Something has gone very wrong.
In an Associated Press article by Rachel Zoll, NYC mosque debate will shape American Islam, graduate student Adnan Zulfiqar suggests that the debate over a proposed mosque at the site where nearly 3,000 Americans were massacred could "make" some American Muslims turn radical:
"They're already struggling to balance, 'I'm American, I'm Muslim,' and their ethnic heritage. It's very disconcerting," said Zulfiqar, 32, who worked for former U.S. Sen. Max Cleland, a Georgia Democrat, and now serves Penn's campus ministry. "A controversy like this can make them radical or become more conservative in how they look at things or how they fit into the American picture."
Is this a plea for fairness or a threat?
Consider the facts. There are thousands of mosques in the U.S. Almost immediately after the 9/11 attacks, our leaders declared that "Islam is a religion of peace" and that the attackers represented a perversion of that religion. There have been very few attacks against Muslims in the U.S. since then. The American people are fair-minded and tend to judge people, as Martin Luther King implored, by the content of their character.

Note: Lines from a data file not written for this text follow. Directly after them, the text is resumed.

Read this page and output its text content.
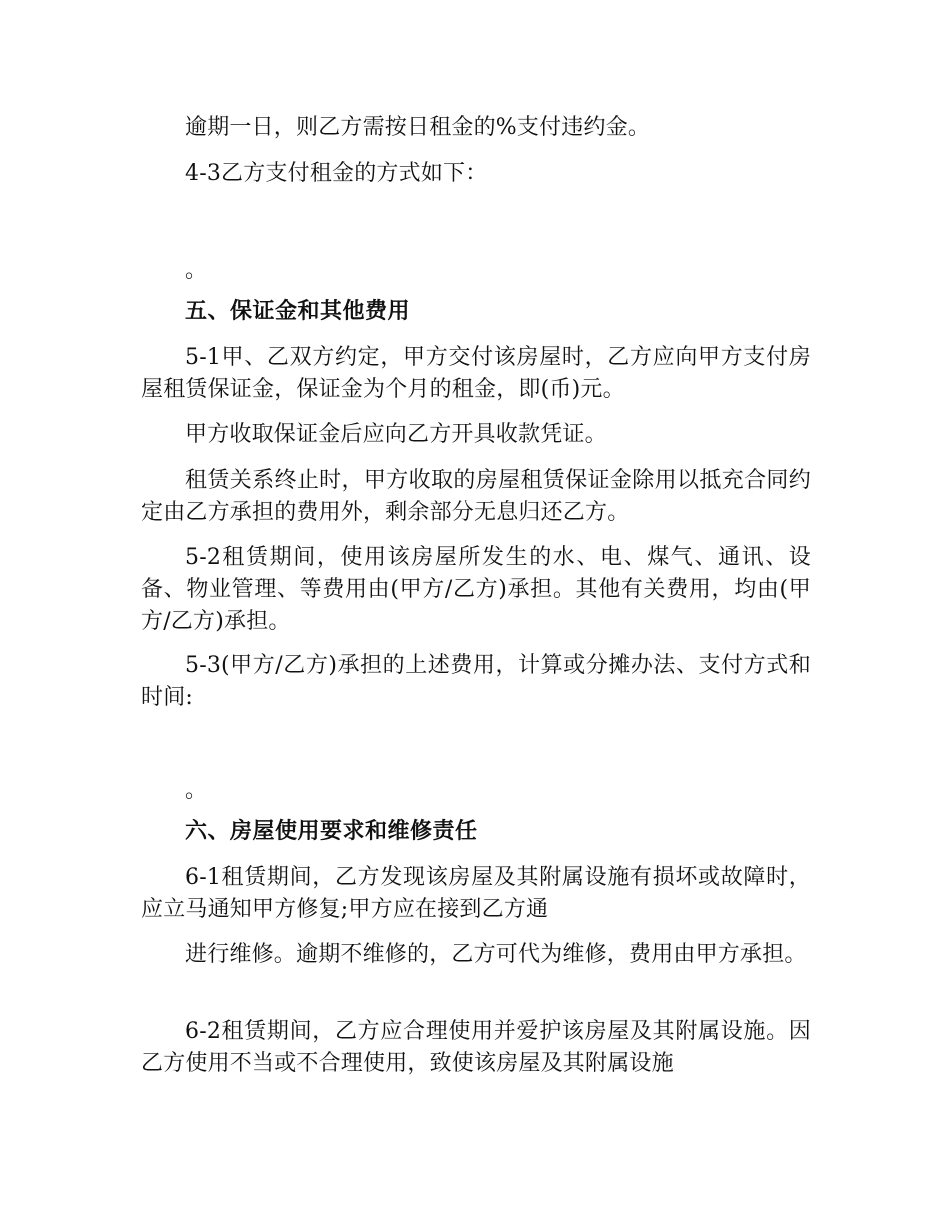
逾期一日，则乙方需按日租金的%支付违约金。

4-3乙方支付租金的方式如下：

。

五、保证金和其他费用

5-1甲、乙双方约定，甲方交付该房屋时，乙方应向甲方支付房屋租赁保证金，保证金为个月的租金，即(币)元。

甲方收取保证金后应向乙方开具收款凭证。

租赁关系终止时，甲方收取的房屋租赁保证金除用以抵充合同约定由乙方承担的费用外，剩余部分无息归还乙方。

5-2租赁期间，使用该房屋所发生的水、电、煤气、通讯、设备、物业管理、等费用由(甲方/乙方)承担。其他有关费用，均由(甲方/乙方)承担。

5-3(甲方/乙方)承担的上述费用，计算或分摊办法、支付方式和时间:

。

六、房屋使用要求和维修责任

6-1租赁期间，乙方发现该房屋及其附属设施有损坏或故障时，应立马通知甲方修复;甲方应在接到乙方通

进行维修。逾期不维修的，乙方可代为维修，费用由甲方承担。

6-2租赁期间，乙方应合理使用并爱护该房屋及其附属设施。因乙方使用不当或不合理使用，致使该房屋及其附属设施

Opposition to the proposed Ground Zero mosque is perfectly legitimate. There are well over 100 mosques in New York City. Opponents urge the developers to build anywhere but the site of the World Trade Center attack. A number of Muslims have spoken out against the proposed mosque at Ground Zero.

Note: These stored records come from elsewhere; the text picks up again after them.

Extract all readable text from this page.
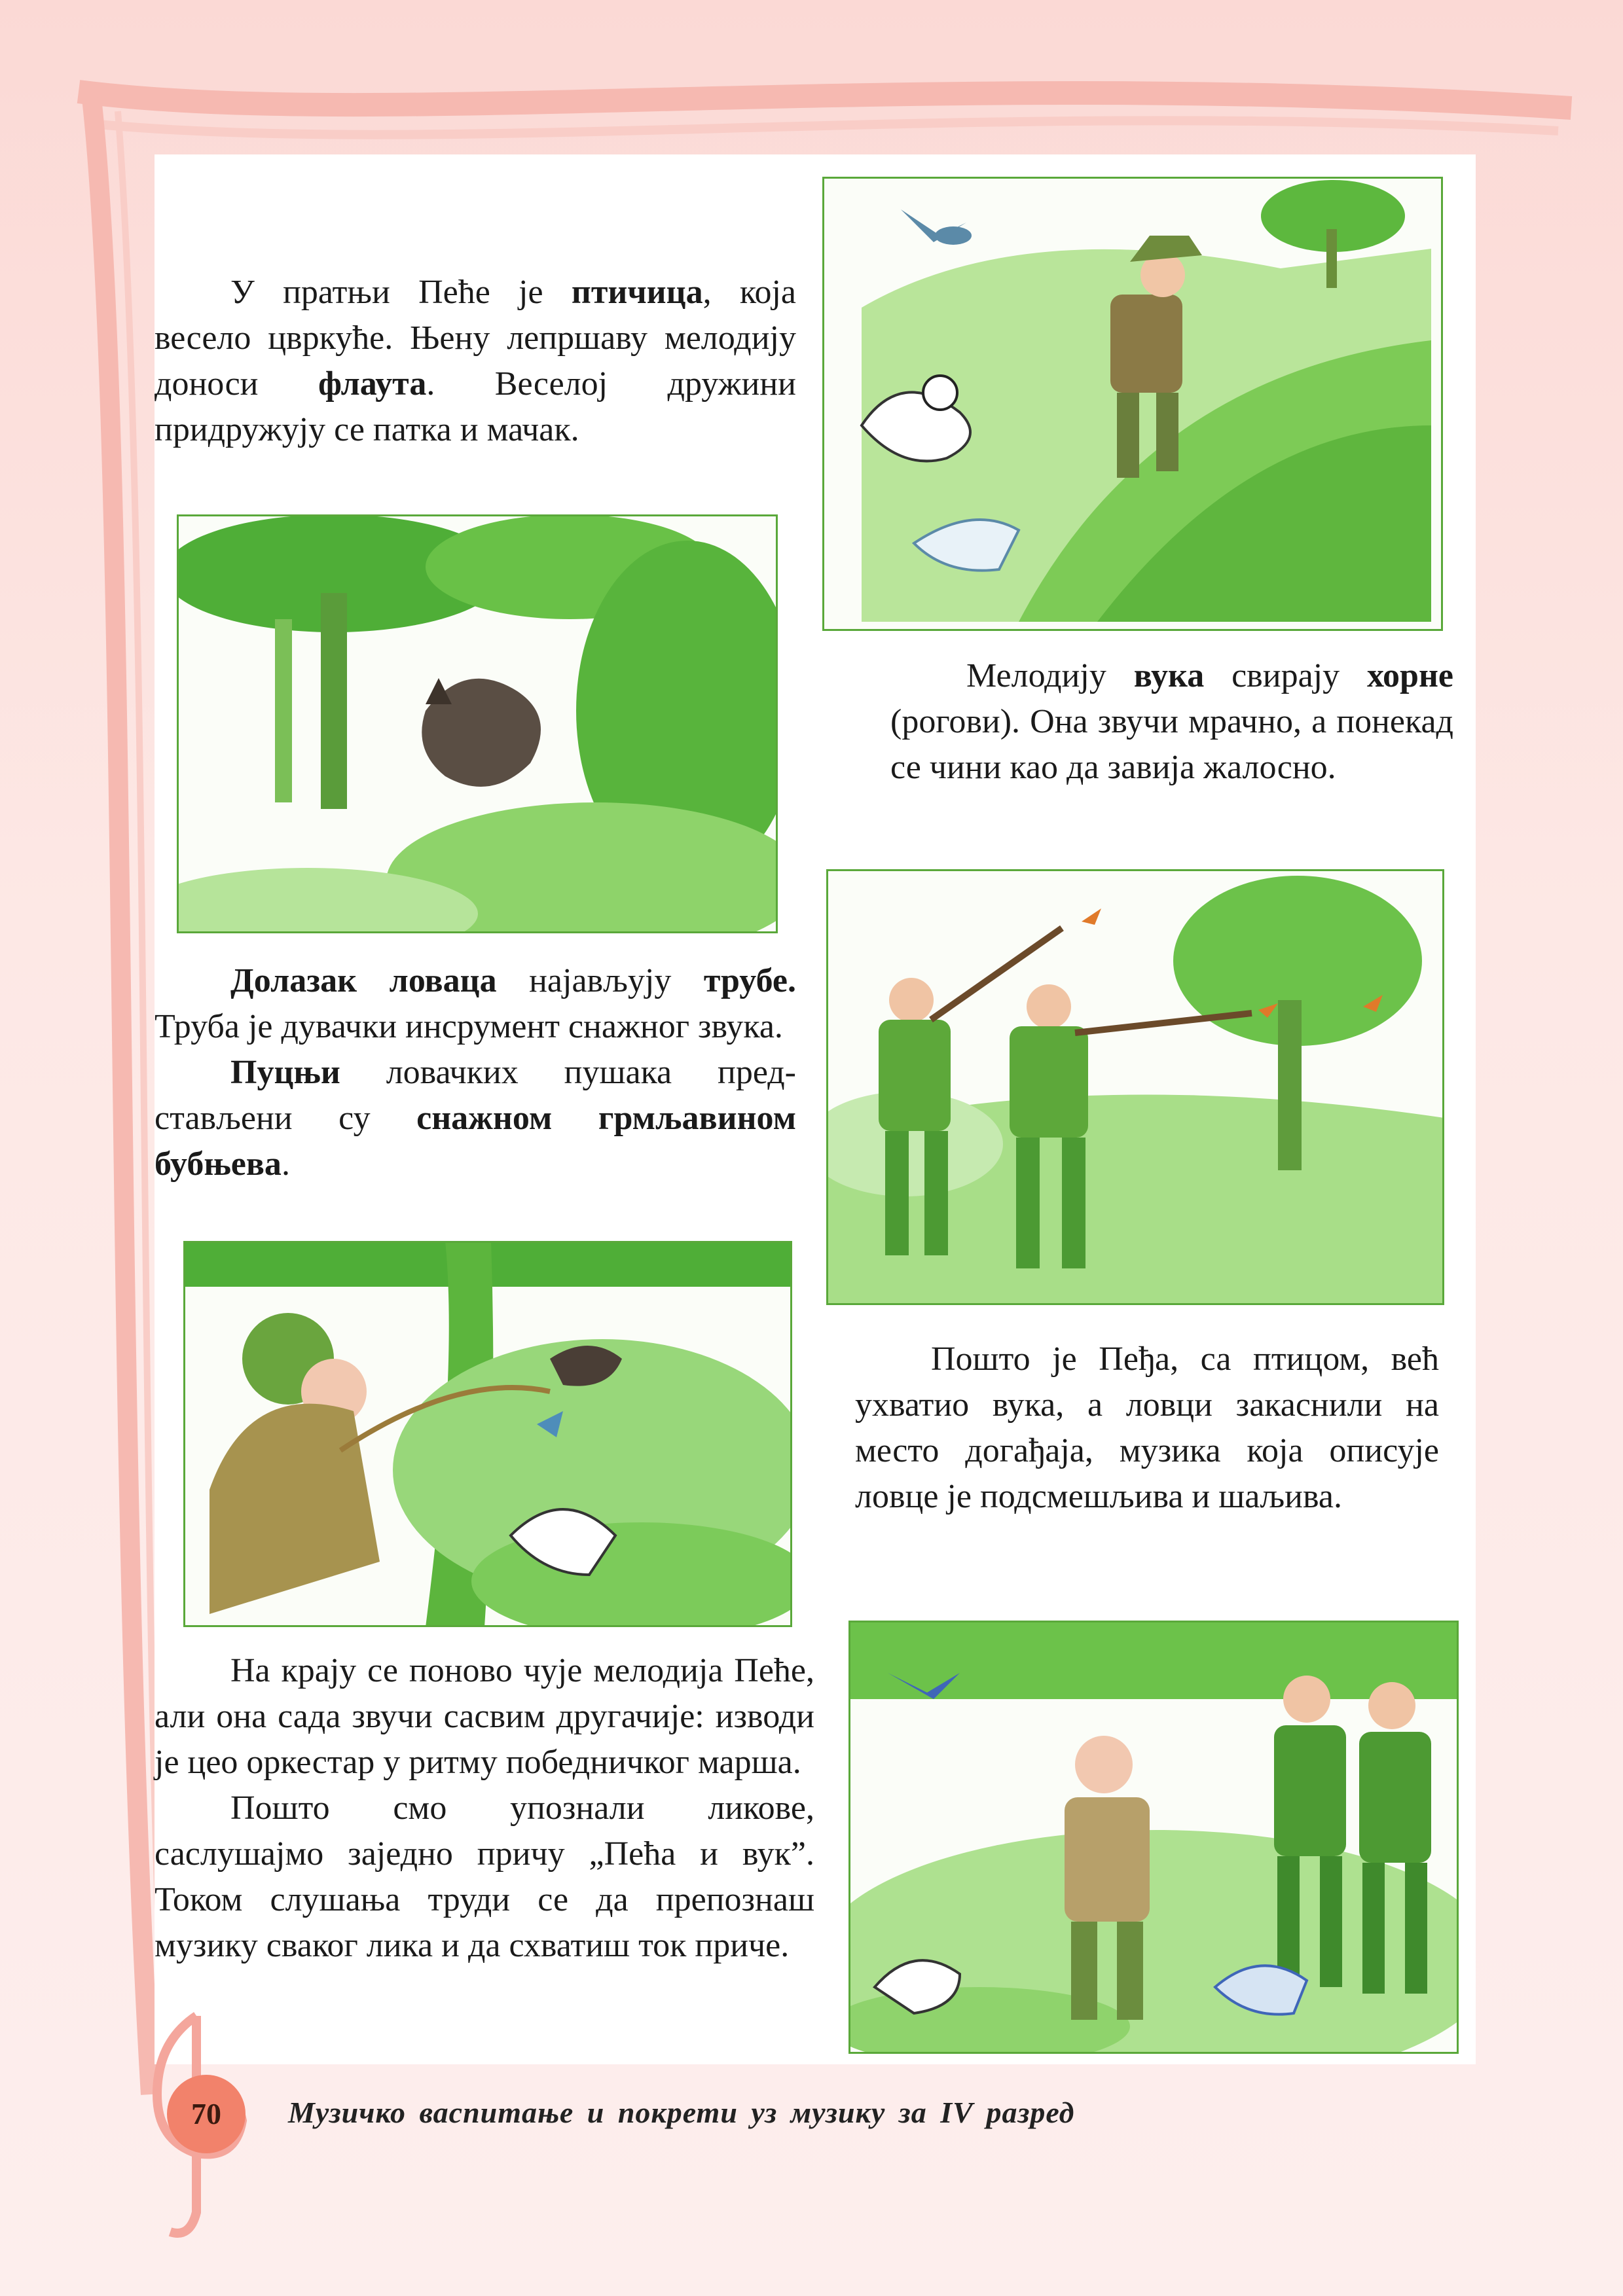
У пратњи Пеће је птичица, која весело цвркуће. Њену лепршаву мелодију доноси флаута. Веселој дружини придружују се патка и мачак.

Мелодију вука свирају хорне (рогови). Она звучи мрачно, а понекад се чини као да завија жалосно.

Долазак ловаца најављују трубе. Труба је дувачки инсрумент снажног звука.

Пуцњи ловачких пушака пред-стављени су снажном грмљавином бубњева.

Пошто је Пеђа, са птицом, већ ухватио вука, а ловци закаснили на место догађаја, музика која описује ловце је подсмешљива и шаљива.

На крају се поново чује мелодија Пеће, али она сада звучи сасвим другачије: изводи је цео оркестар у ритму победничког марша.

Пошто смо упознали ликове, саслушајмо заједно причу „Пећа и вук”. Током слушања труди се да препознаш музику сваког лика и да схватиш ток приче.

70	Музичко васпитање и покрети уз музику за IV разред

Part of the problem is that radical Muslims do not accept individual rights as enshrined in the US Constitution. We adhere to the principle expressed in the saying "I disapprove of what you say, but I will defend to the death your right to say it." Radical Muslims have responded violently to books and even cartoons that disparage Islam. When Adnan Zulfiqar suggests the controversy surrounding the proposed Ground Zero mosque could "make" some Muslims embrace extremism, he is simply demonstrating that he is not comfortable living in a free society.
The US Constitution protects every citizen's right to practice his or her religion. But it's important to understand that the Founders believed that religion and the proper functions of the state are two distinct spheres. The US Constitution does not guarantee the right of Muslims—or anyone else—to impose their values on others or to threaten violence when they don't get their way.